In general, "1" means uncharged floating gate and "0" means charged,
but different sources show different encodings for MLC.

Some (e.g. the NASA report above) show the progression from erased to
programmed as

11 - 10 - 01 - 00

so the msbit is a "big jump" and the lsbit is a "small jump", and to
program it in SLC mode you'd program both pages identically, then read
back the msbit.

Others, e.g.
http://users.ece.cmu.edu/~omutlu/pub/flash-programming-interference_iccd13.pdf
suggest the order is

11 - 10 - 00 - 01

This has the advantage that a 1-level mis-read only produces a 1-bit
error.

But in this case, to get SLC programming, you program the lsbit as
all-ones.

My problem is that I don't really understand MLC programming.
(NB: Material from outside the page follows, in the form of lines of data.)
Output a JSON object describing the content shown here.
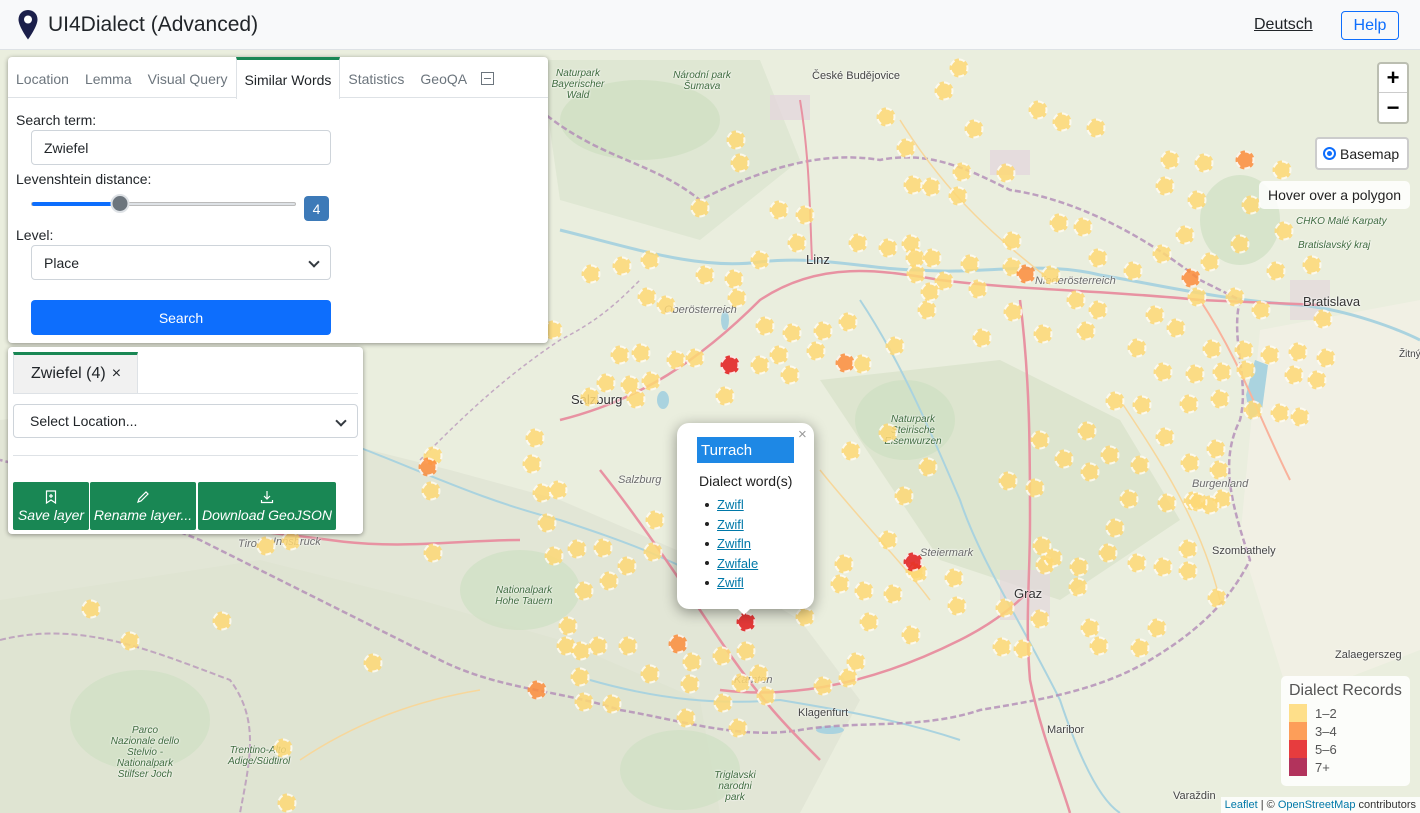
{
  "header": {
    "title": "UI4Dialect (Advanced)",
    "language_link": "Deutsch",
    "help_label": "Help"
  },
  "tabs": [
    {
      "label": "Location",
      "active": false
    },
    {
      "label": "Lemma",
      "active": false
    },
    {
      "label": "Visual Query",
      "active": false
    },
    {
      "label": "Similar Words",
      "active": true
    },
    {
      "label": "Statistics",
      "active": false
    },
    {
      "label": "GeoQA",
      "active": false
    }
  ],
  "similar_words": {
    "search_label": "Search term:",
    "search_value": "Zwiefel",
    "distance_label": "Levenshtein distance:",
    "distance_value": "4",
    "distance_max": 12,
    "level_label": "Level:",
    "level_value": "Place",
    "search_button": "Search"
  },
  "layer_panel": {
    "tab_label": "Zwiefel (4)",
    "close_symbol": "×",
    "location_select": "Select Location...",
    "save_label": "Save layer",
    "rename_label": "Rename layer...",
    "download_label": "Download GeoJSON"
  },
  "map": {
    "zoom_in": "+",
    "zoom_out": "−",
    "basemap_label": "Basemap",
    "hover_info": "Hover over a polygon",
    "labels": {
      "linz": "Linz",
      "salzburg": "Salzburg",
      "graz": "Graz",
      "klagenfurt": "Klagenfurt",
      "bratislava": "Bratislava",
      "ceske_budejovice": "České Budějovice",
      "szombathely": "Szombathely",
      "zalaegerszeg": "Zalaegerszeg",
      "maribor": "Maribor",
      "varazdin": "Varaždin",
      "zitny": "Žitný",
      "oberoesterreich": "Oberösterreich",
      "niederoesterreich": "Niederösterreich",
      "steiermark": "Steiermark",
      "burgenland": "Burgenland",
      "kaernten": "Kärnten",
      "tirol": "Tirol",
      "innsbruck": "Innsbruck",
      "salzburg_region": "Salzburg",
      "bratislavsky": "Bratislavský kraj",
      "male_karpaty": "CHKO Malé Karpaty",
      "np_sumava": "Národní park Šumava",
      "np_bayerischer": "Naturpark Bayerischer Wald",
      "np_hohe_tauern": "Nationalpark Hohe Tauern",
      "np_eisenwurzen": "Naturpark Steirische Eisenwurzen",
      "stelvio": "Parco Nazionale dello Stelvio - Nationalpark Stilfser Joch",
      "trentino": "Trentino-Alto Adige/Südtirol",
      "triglavski": "Triglavski narodni park"
    }
  },
  "legend": {
    "title": "Dialect Records",
    "items": [
      {
        "label": "1–2",
        "color": "#fed976"
      },
      {
        "label": "3–4",
        "color": "#fd8d3c"
      },
      {
        "label": "5–6",
        "color": "#e31a1c"
      },
      {
        "label": "7+",
        "color": "#a50f40"
      }
    ]
  },
  "popup": {
    "title": "Turrach",
    "subtitle": "Dialect word(s)",
    "words": [
      "Zwifl",
      "Zwifl",
      "Zwifln",
      "Zwifale",
      "Zwifl"
    ],
    "close": "×"
  },
  "attribution": {
    "leaflet": "Leaflet",
    "separator": " | © ",
    "osm": "OpenStreetMap",
    "suffix": " contributors"
  },
  "colors": {
    "accent": "#0d6efd",
    "tab_active": "#198754",
    "marker_low": "#fed976",
    "marker_mid": "#fd8d3c",
    "marker_high": "#e31a1c"
  }
}
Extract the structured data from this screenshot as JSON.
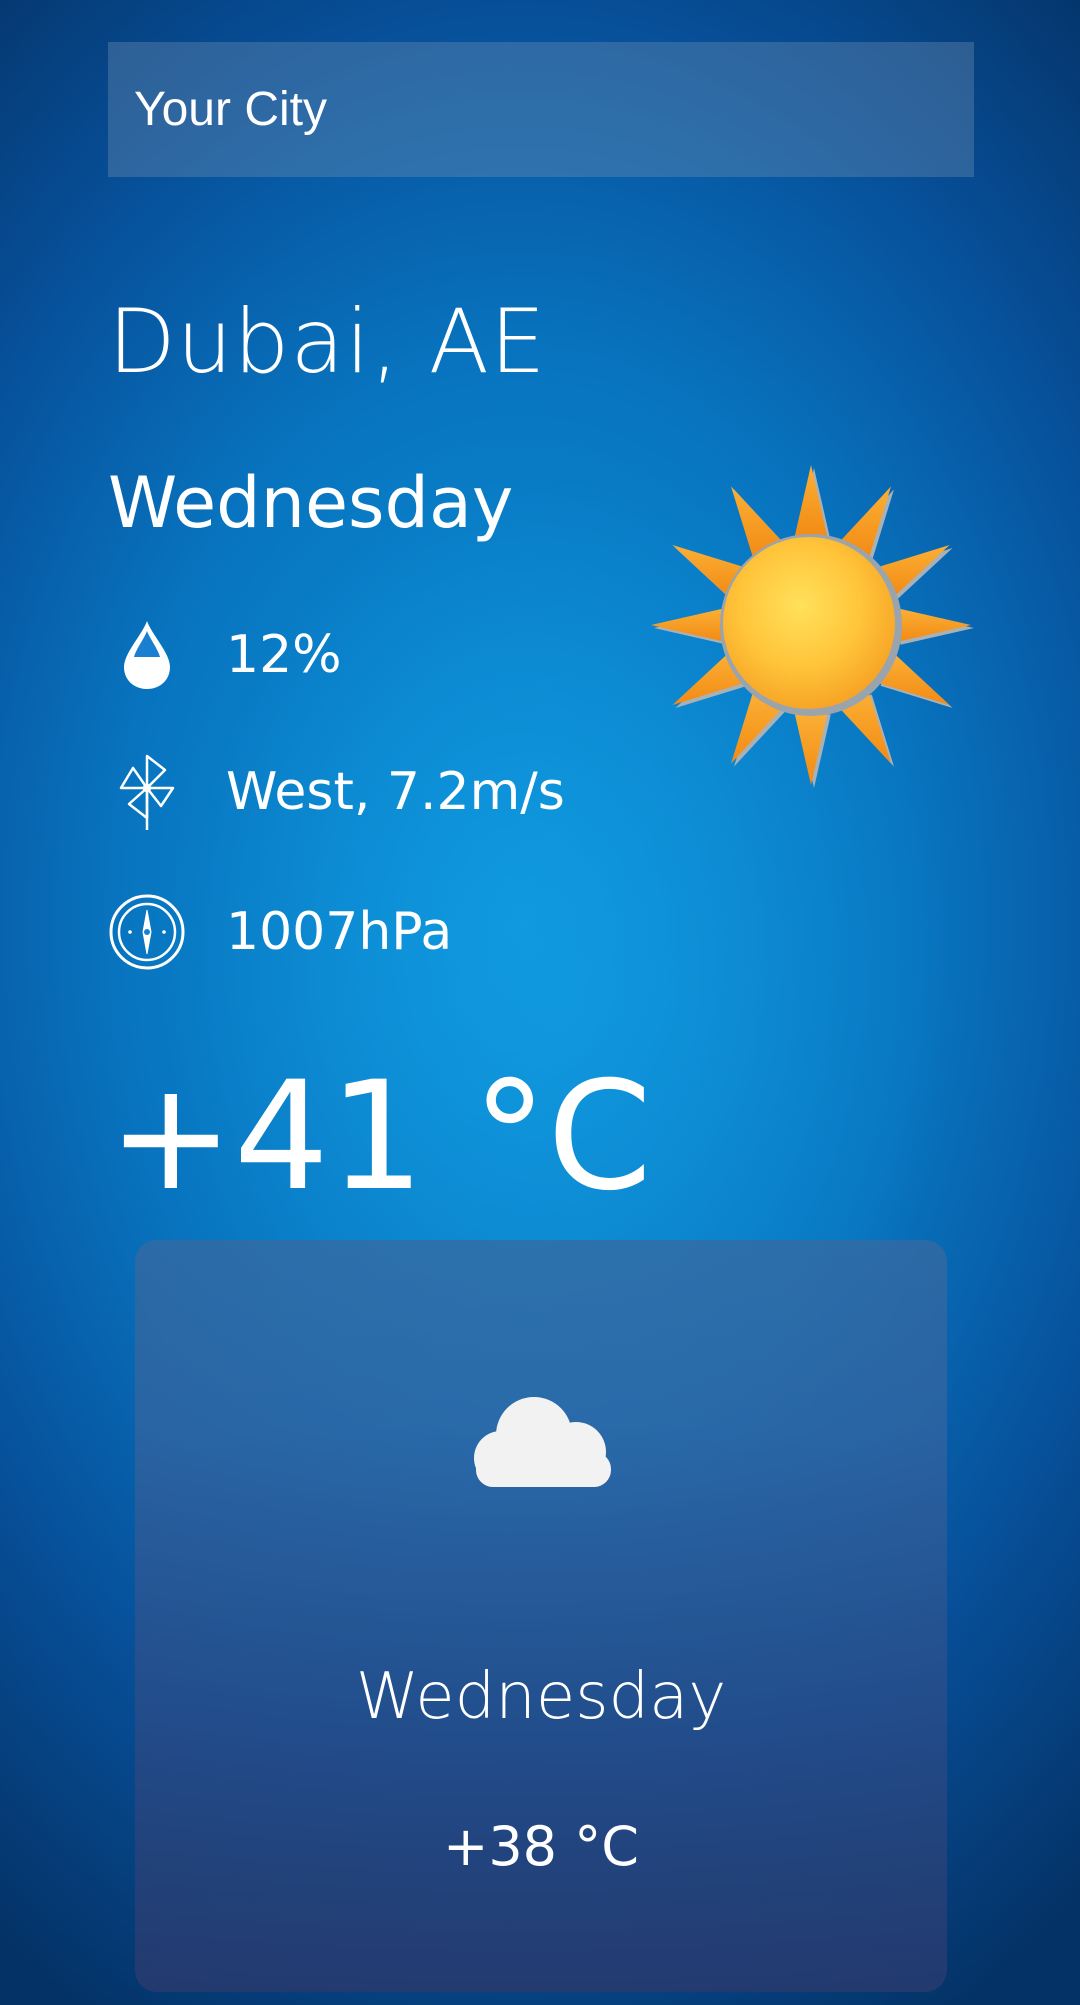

>>> [2]http://www.szyuda88.com/uploadfile/cfile/201061714220663.pdf  
>> 
>> Did you see the footnote at the bottom of p. 64 of the latter?
>> Does that affect your pair/group addressing scheme?
>> 
>> It seems they are grouping not just 8K pages into even/odd double-pages,
>> and those 16K double-pages are being addressed with stride of 3.
>> 
>> But in particular, an interrupted write is likely to corrupt both
>> double-pages, 32K of data!
> 
> Yes, that's yet another problem I decided to ignore for now :).
> 
> I guess a solution would be to consider that all 4 pages are 'paired'
> together, but this also implies considering that the NAND is a 4-level
> cells, which will make us loose even more space when operating in 'SLC
> mode' where we only write the lower page (page attached to group 0) of
> each pair.

It's more considering it to have 16K pages that can be accessed in half-pages.

> Now I remember why I decided to ignore this. If you look at this other
> Hynix data sheet [1] exposing the same pairing scheme you see that the
> description as slightly changed. I don't know if it's a fix from the
> previous description or if the pairing scheme are really different, but
> until someone has tested it on a real device, I'll assume the Hynix
> case is an exception which should be handled separately.

This chip has 16K pages.  But yes, it also has 256 pages/block.